I've also read on numerous occasions of people who awaken from coma speaking fluently in other languages.  No one has given much of an explanation for this.  What if the scientists are right in one respect?  What if we do indeed use dreams as a consolidation method, only the memories we are accessing to consolidate are not 'all' from our current time line (dimension)?  This would also explain why we have so many dreams that are snippets of what seem to be past events, only the events are tweaked in ways that are not correct from your memories.  But what if they are correct from another time line?

This would explain quite easily the coma patient with a new language.  During the coma, or from whatever trauma put him/her into the coma, something shifted in their mind that allowed a memory from another time line to infiltrate the current time line.  The patient taps into one of the alternate realities that their other 'Self' exists in and wholly downloads the knowledge of the other language.  Call it a cross-wired event.

The patient doesn't pull the entire personality of the other 'Self'; they just download a section.  Why language rather than something else, who knows.  (ooh, schizophrenics with multiple personalities?)

It is said that if we are not allowed to dream that over time we go insane.  Perhaps what is happening is that we are not being allowed to properly consolidate our various 'selves' by incorporating the events, the learning events, that are being stored during our dreams.  We essentially fragment, and without the defragmenting protocalls of dreaming, we can no longer properly access our memory functions, just as a computer will slow down over time if the hard drive is not defragged to properly order its memories.  Our brain is just a bio-computer, after all, that is accessed by our consciousness.

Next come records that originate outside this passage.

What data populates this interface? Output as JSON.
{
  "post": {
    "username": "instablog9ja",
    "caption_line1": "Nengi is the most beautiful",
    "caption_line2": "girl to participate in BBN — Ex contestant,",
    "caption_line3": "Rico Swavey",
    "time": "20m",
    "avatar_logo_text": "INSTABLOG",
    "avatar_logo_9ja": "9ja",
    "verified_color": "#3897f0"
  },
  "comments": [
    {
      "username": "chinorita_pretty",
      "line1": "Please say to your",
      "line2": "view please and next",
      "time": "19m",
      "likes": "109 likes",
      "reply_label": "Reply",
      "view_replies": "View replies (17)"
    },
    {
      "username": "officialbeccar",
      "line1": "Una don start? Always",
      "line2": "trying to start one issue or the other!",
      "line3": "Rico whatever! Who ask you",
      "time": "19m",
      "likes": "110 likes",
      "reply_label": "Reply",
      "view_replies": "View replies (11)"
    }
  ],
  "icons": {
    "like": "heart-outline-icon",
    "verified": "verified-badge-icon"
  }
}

I'm just thinking out loud here.  As stated, these thoughts ran through my head after getting interesting input from Szaxx, Lumasa, and EV on the last thread.
#11
Thanks, Szaxx.  That gave a lot of clarity.  I appreciate the in-depth example.  It falls along the lines that I have read about emotions being key to accessing the subconscious.  The idea of creating that emotional connection from the deeper meditative state sounds right.  I've attempted something similar but rather than getting the proper emotional state, as you point out, into play, I relied almost exclusively on intellectual input.  I've been accused of dealing with issues on too much of an intellectual basis.  This plays right into that, lol.  I'm definitely going to give this a go with emphasis on the emotional input.
#12
thanks Szaxx and Lumaza.  this whole concept of a secondary personality is both perplexing and feels right at the same time.  The parallel universe thing actually makes sense.  It explains why we have such a time communicating between aspects of our Self.  And Szaxx, i don't mind the slow way of programming, if that is what it takes.  I certainly have no better solution.  It's good to know, Lumaza, that it becomes automatic after a time.  Can i assume this means that the dream Self and the waking Self naturally merge, to some degree, after we've spent enough time acknowledging and encouraging the union?  Is that what is meant by not having to fight for lucidity with dream signs, etc.?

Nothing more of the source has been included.